Brazilian indie developer 6 Side Studios has yet another take on the puzzle genre with Hexarmonic. It’s an abstract, geometric game that’s based on timing and colors. On a hex-tile grid, you must find the correct way to link a light to a node with a corresponding color. The node flashes rhythmically, a kind of Morse code puzzle that you must solve by finding a path for the light that traverses the correct number of tiles. It’s simple and addictive, and it’s up in two categories: Best Sound and Best Brazilian Game.
BIG didn’t just offer an array of puzzle games, though — it featured narrative games like Dim Bulb Games’ roadtripping Americana-steeped narrative adventure Where the Water Tastes Like Wine, Weather Factory’s esoteric doomsaying card game Cultist Simulator, and Nyamakop’s wobbly Jell-O-like puzzle platformer Semblance.
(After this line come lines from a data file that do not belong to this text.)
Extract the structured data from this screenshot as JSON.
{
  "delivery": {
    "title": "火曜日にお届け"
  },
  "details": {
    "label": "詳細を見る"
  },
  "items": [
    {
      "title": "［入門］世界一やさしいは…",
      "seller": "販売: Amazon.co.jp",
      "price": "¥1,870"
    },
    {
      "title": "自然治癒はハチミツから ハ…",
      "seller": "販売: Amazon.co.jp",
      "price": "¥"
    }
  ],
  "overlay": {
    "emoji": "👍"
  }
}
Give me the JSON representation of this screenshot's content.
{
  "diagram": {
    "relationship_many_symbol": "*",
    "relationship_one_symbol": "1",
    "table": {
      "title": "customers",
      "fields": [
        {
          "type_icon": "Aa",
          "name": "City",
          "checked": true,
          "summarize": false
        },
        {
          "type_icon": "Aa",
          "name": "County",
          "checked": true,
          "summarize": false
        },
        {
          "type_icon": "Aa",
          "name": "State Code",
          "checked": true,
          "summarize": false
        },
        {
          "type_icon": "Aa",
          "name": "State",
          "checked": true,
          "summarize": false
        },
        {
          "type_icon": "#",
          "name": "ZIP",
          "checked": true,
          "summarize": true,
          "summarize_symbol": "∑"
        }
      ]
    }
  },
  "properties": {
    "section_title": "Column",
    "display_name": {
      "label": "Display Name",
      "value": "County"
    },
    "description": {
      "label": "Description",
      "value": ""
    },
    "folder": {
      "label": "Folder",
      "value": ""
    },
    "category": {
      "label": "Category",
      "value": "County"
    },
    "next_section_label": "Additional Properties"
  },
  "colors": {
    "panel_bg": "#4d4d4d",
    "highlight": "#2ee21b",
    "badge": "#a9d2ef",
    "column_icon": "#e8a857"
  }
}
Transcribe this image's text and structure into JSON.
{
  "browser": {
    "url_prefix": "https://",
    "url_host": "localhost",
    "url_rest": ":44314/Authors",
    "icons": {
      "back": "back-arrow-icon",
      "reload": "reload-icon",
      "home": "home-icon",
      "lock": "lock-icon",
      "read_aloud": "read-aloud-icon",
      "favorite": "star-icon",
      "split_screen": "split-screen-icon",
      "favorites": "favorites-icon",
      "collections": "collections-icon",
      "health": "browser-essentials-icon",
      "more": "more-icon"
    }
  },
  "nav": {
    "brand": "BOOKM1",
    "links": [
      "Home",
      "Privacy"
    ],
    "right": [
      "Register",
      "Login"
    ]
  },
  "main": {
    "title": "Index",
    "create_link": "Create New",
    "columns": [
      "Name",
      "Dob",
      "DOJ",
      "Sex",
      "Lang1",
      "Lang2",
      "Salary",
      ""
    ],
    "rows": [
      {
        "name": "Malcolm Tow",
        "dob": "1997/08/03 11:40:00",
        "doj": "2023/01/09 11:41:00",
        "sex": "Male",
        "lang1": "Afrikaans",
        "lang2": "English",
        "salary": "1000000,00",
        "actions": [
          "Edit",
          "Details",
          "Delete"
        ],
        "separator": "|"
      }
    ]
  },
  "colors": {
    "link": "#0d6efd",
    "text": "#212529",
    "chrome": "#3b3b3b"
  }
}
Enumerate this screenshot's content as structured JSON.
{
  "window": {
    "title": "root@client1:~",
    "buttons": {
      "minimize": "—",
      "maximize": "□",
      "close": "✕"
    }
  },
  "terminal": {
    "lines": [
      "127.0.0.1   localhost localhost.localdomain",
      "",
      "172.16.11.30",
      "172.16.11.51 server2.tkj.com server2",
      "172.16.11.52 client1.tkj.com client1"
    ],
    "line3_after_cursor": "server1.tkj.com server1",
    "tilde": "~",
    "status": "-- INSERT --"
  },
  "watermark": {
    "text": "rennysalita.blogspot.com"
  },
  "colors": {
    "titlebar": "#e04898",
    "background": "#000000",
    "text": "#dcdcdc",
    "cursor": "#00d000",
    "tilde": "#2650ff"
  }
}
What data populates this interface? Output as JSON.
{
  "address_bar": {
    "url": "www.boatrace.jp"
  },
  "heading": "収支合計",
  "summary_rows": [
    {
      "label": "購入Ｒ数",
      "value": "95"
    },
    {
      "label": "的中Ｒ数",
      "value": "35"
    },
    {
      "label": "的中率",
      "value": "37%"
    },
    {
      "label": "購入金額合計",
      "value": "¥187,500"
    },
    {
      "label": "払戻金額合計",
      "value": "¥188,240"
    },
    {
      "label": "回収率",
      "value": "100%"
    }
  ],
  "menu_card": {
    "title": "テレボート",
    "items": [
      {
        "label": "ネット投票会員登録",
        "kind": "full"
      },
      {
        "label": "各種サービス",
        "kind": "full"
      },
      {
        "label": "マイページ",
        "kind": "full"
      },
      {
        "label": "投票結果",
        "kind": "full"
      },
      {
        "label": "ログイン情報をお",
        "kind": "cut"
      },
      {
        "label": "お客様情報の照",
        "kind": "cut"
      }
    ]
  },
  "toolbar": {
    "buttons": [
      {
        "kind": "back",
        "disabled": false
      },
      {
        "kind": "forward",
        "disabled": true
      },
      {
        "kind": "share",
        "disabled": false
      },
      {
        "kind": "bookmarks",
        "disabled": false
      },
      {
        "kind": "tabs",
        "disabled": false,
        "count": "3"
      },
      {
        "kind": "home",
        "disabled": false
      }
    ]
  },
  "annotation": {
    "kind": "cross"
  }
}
It highlighted student projects, like Driving Force Games’ first person shooter Impulsion, and social impact games like Unbound Creations’ Headliner, which puts you in charge of approving and rejecting newspaper articles and forcing you to contend with the consequences of how you run your media empire. And it showed off virtual reality games like OKAM Studio’s nautical Ship Ahoy! and Funomena’s colorful Luna.
Most of the games on display are finalists in BIG’s award ceremony — which is Thursday evening — which the festival selected out of the 456 submissions it received from 53 countries. This diversity showed in the demos, which had a little bit of everything.
Disclaimer: The BIG Festival organizers covered the travel costs for GamesBeat. Our coverage remains objective.